Rooms evoke emotions, whether we are conscious of them or not. For instance, libraries often make us feel calm, while bars and restaurants usually evoke excitement or happiness. Institutions where several types and ages of people gather may have areas that vacillate between a relaxed feel and an upbeat one. However, why is this? Psychological research suggests it may be because of the lighting and coloring people use when decorating. Exterior lighting, like that done by Texas Outdoor Lighting for the Alamo, can also have an effect on the mood of a building or property.
The Illuminating Engineering Society of North America (IESNA) explains that “warm” and “cool” lighting are not just terms invented to describe how a person feels around a blue vs. a red light. These are terms used to describe actual color temperature, measured on the Kelvin scale (K). Furthermore, the Kelvin scale’s interpretation of color temperature works conversely. That is, a lighting device with a low Kelvin scale temperature (3500K or less) brings out “warmer” colors like red and orange. To get the full effects of cooler colors, one needs a device of 4000K or more, whereas for a neutral color like white, one needs lighting to be in the middle range of these two numbers.
So then, how does color impact how we feel and interact? As with color temperature, this can sometimes be counterintuitive to what we logically conclude. Large public places, such as clubs or casinos, most often use red, orange, or yellow lighting. These “warm” colors cause subconscious reactions in patrons so they are more inclined to eat, gamble, speak loudly and generally act in a more sanguine manner. But these same warm colors can be toned down; if bright red lighting is turned to burgundy, it’s likely guests will feel less sanguine and more sensual.
In fact, some research suggests that because red is an “emotionally intense” color, varying degrees of it can lead to heightened sexual feelings. Similarly, a casino or restaurant that uses bright orange lighting may be catering to customers’ passions, but one that tones the orange down to gold is probably trying to show the establishment is high-end, respected, and expensive.
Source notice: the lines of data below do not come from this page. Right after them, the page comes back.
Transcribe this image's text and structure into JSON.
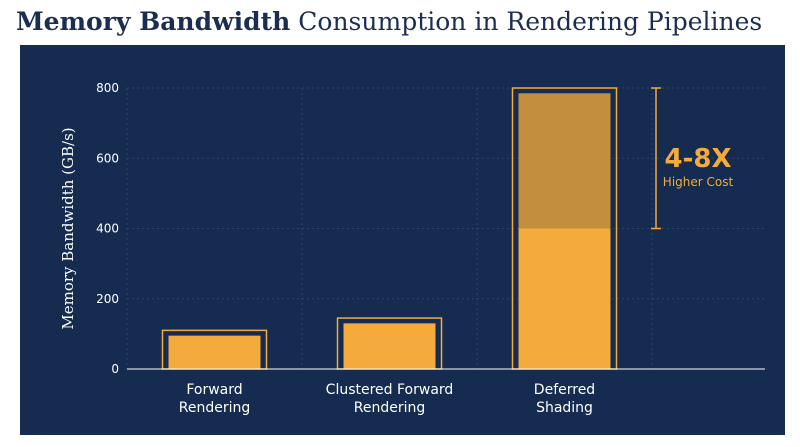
{
  "header": {
    "title_bold": "Memory Bandwidth",
    "title_rest": " Consumption in Rendering Pipelines"
  },
  "chart_data": {
    "type": "bar",
    "categories": [
      [
        "Forward",
        "Rendering"
      ],
      [
        "Clustered Forward",
        "Rendering"
      ],
      [
        "Deferred",
        "Shading"
      ]
    ],
    "values": [
      95,
      130,
      785
    ],
    "range_high": [
      110,
      145,
      800
    ],
    "stack_base": [
      null,
      null,
      400
    ],
    "xlabel": "",
    "ylabel": "Memory Bandwidth (GB/s)",
    "ylim": [
      0,
      800
    ],
    "yticks": [
      0,
      200,
      400,
      600,
      800
    ],
    "grid": true,
    "annotation": {
      "headline": "4-8X",
      "subline": "Higher Cost",
      "range": [
        400,
        800
      ]
    },
    "colors": {
      "bar": "#f4ab3c",
      "bar_upper": "#c38f3c",
      "outline": "#f4ab3c",
      "grid": "#2f4668",
      "background": "#152b4f",
      "text": "#ffffff"
    }
  }
}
Green, blue, and purple—the “cool” colors—are associated with calm. This may be why you often see them in medical offices: the professionals are trying to reassure patients. But these colors can do much more than slow the heart rate and bring peace. For example, because “dark blue represents knowledge and seriousness,” many schools use blue in their decorating. Churches may decorate with dark purple, not only because of its representation of royalty, but because it can evoke “sadness or frustration,” which can lead to repentant feelings.
Even a color thought to promote negative emotions or deprive people can be useful. Blue is known as an appetite suppressant, so someone trying to lose weight may want to cook or eat in a blue room. Also, when making his 1995 film A Little Princess, director Alfonso Cuaron used dark green to underscore villain Miss Minchin’s “greed and ambition,” while using warmer, lighter greens to brighten the moods of scenes where Minchin did not appear. Cuaron also used a lot of olive green, which is “the traditional color of peace.”
Color does have a temperature, and that temperature can evoke emotion or even action in the people who see it. Used correctly, color can enhance everything.